Section 1021.5 provides the court with
discretion to award attorneys’ fees to a successful party in an action which
has resulted in the enforcement of an important right affecting the public
interest if a significant benefit has been conferred on the general public or a
large class of persons, the necessity and financial burden of private
enforcement makes the award appropriate, and such fees should not be paid out
of the recovery in the interest of justice. (See CCP §1021.5.)

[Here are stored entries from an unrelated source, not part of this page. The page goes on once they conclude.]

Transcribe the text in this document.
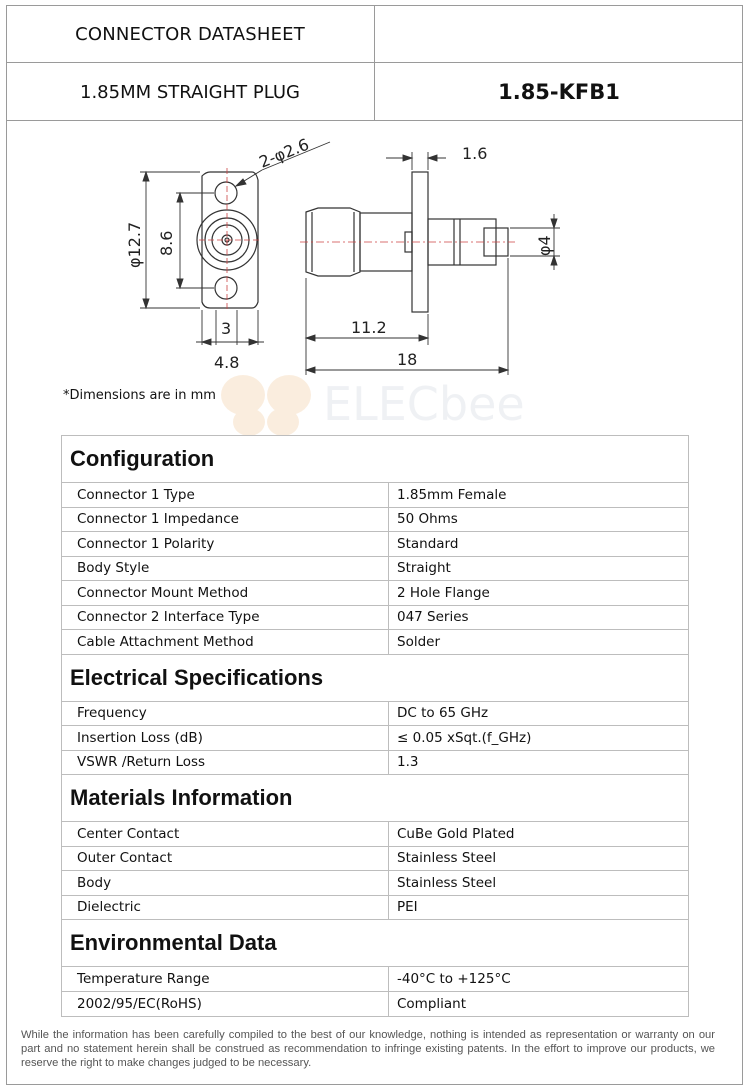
CONNECTOR DATASHEET
1.85MM STRAIGHT PLUG	1.85-KFB1
2-φ2.6
φ12.7 8.6
3
4.8
1.6
φ4
11.2
18
*Dimensions are in mm ELECbee
Configuration
Connector 1 Type	1.85mm Female
Connector 1 Impedance	50 Ohms
Connector 1 Polarity	Standard
Body Style	Straight
Connector Mount Method	2 Hole Flange
Connector 2 Interface Type	047 Series
Cable Attachment Method	Solder
Electrical Specifications
Frequency	DC to 65 GHz
Insertion Loss (dB)	≤ 0.05 xSqt.(f_GHz)
VSWR /Return Loss	1.3
Materials Information
Center Contact	CuBe Gold Plated
Outer Contact	Stainless Steel
Body	Stainless Steel
Dielectric	PEI
Environmental Data
Temperature Range	-40°C to +125°C
2002/95/EC(RoHS)	Compliant
While the information has been carefully compiled to the best of our knowledge, nothing is intended as representation or warranty on our part and no statement herein shall be construed as recommendation to infringe existing patents. In the effort to improve our products, we reserve the right to make changes judged to be necessary.
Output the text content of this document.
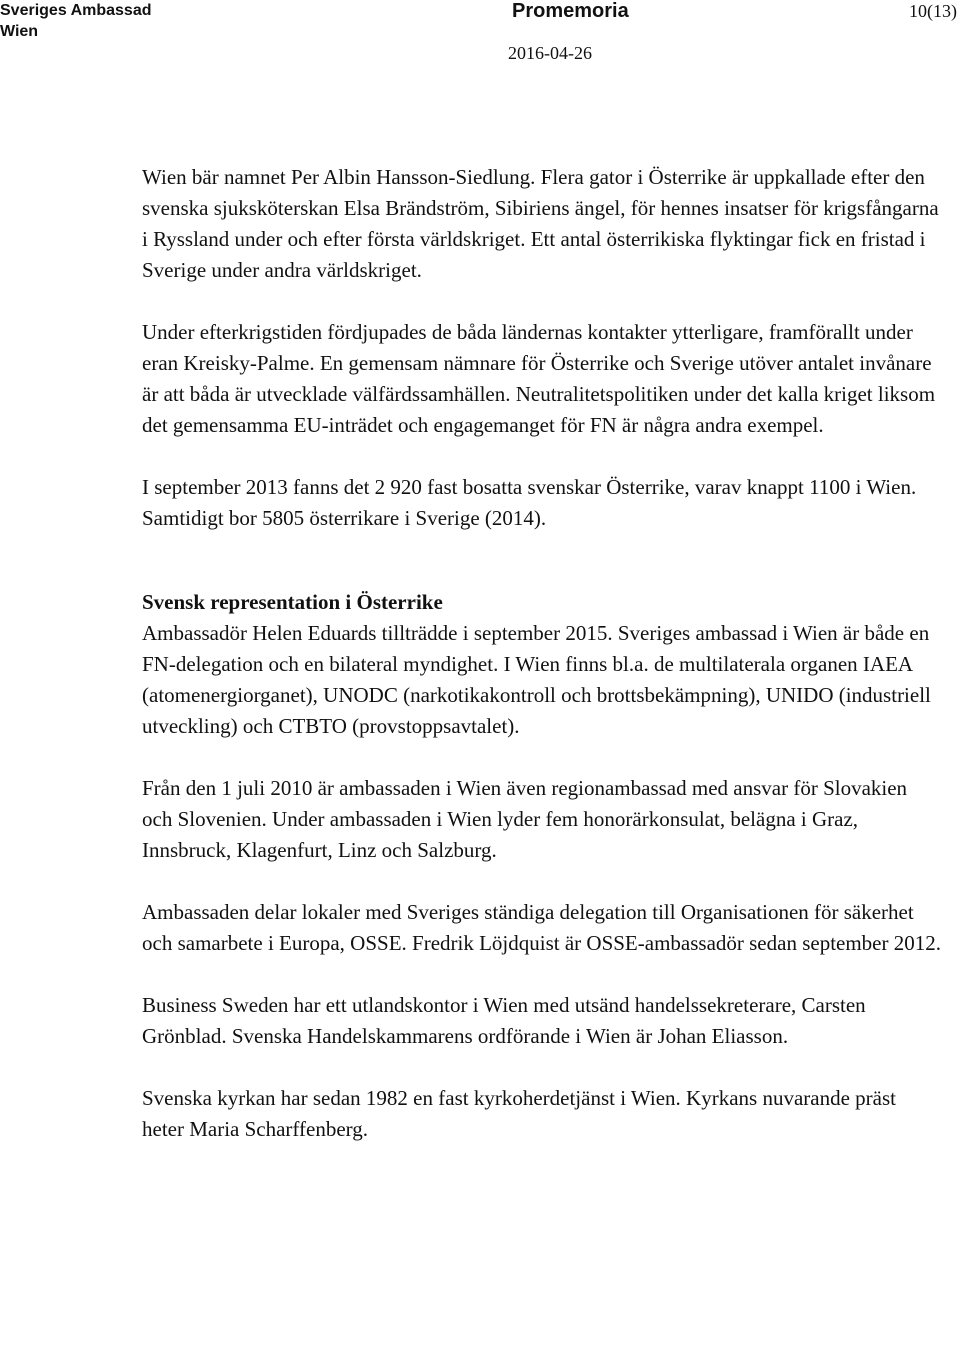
Sveriges Ambassad
Wien
Promemoria
2016-04-26
10(13)

Wien bär namnet Per Albin Hansson-Siedlung. Flera gator i Österrike är uppkallade efter den svenska sjuksköterskan Elsa Brändström, Sibiriens ängel, för hennes insatser för krigsfångarna i Ryssland under och efter första världskriget. Ett antal österrikiska flyktingar fick en fristad i Sverige under andra världskriget.

Under efterkrigstiden fördjupades de båda ländernas kontakter ytterligare, framförallt under eran Kreisky-Palme. En gemensam nämnare för Österrike och Sverige utöver antalet invånare är att båda är utvecklade välfärdssamhällen. Neutralitetspolitiken under det kalla kriget liksom det gemensamma EU-inträdet och engagemanget för FN är några andra exempel.

I september 2013 fanns det 2 920 fast bosatta svenskar Österrike, varav knappt 1100 i Wien. Samtidigt bor 5805 österrikare i Sverige (2014).

Svensk representation i Österrike

Ambassadör Helen Eduards tillträdde i september 2015. Sveriges ambassad i Wien är både en FN-delegation och en bilateral myndighet. I Wien finns bl.a. de multilaterala organen IAEA (atomenergiorganet), UNODC (narkotikakontroll och brottsbekämpning), UNIDO (industriell utveckling) och CTBTO (provstoppsavtalet).

Från den 1 juli 2010 är ambassaden i Wien även regionambassad med ansvar för Slovakien och Slovenien. Under ambassaden i Wien lyder fem honorärkonsulat, belägna i Graz, Innsbruck, Klagenfurt, Linz och Salzburg.

Ambassaden delar lokaler med Sveriges ständiga delegation till Organisationen för säkerhet och samarbete i Europa, OSSE. Fredrik Löjdquist är OSSE-ambassadör sedan september 2012.

Business Sweden har ett utlandskontor i Wien med utsänd handelssekreterare, Carsten Grönblad. Svenska Handelskammarens ordförande i Wien är Johan Eliasson.

Svenska kyrkan har sedan 1982 en fast kyrkoherdetjänst i Wien. Kyrkans nuvarande präst heter Maria Scharffenberg.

As an award of attorneys’ fees pursuant
to Code of Civil Procedure section 1021.5 is discretionary and depends on a
weighing of factors, it cannot be determined that Plaintiff is not entitled to
section 1021.5 attorneys’ fees at this stage. Plaintiff has alleged an attempt
to confer a significant benefit on the general public or a large class of
persons by identifying an alleged sexual abuser as well as those who fail to
properly report sexual abusers.
The court denies Defendant’s motion to
strike on this basis.
Statutory Damages
Defendants move to strike Plaintiff’s
prayer for statutory damages on the grounds the body of the FAC itself does not
cite to specific authority supporting an award of such damages.
Plaintiff does not address this
argument in their opposition. Accordingly, Defendant’s motion to strike is
GRANTED. The court will determine at the
hearing whether plaintiff is requesting leave to amend.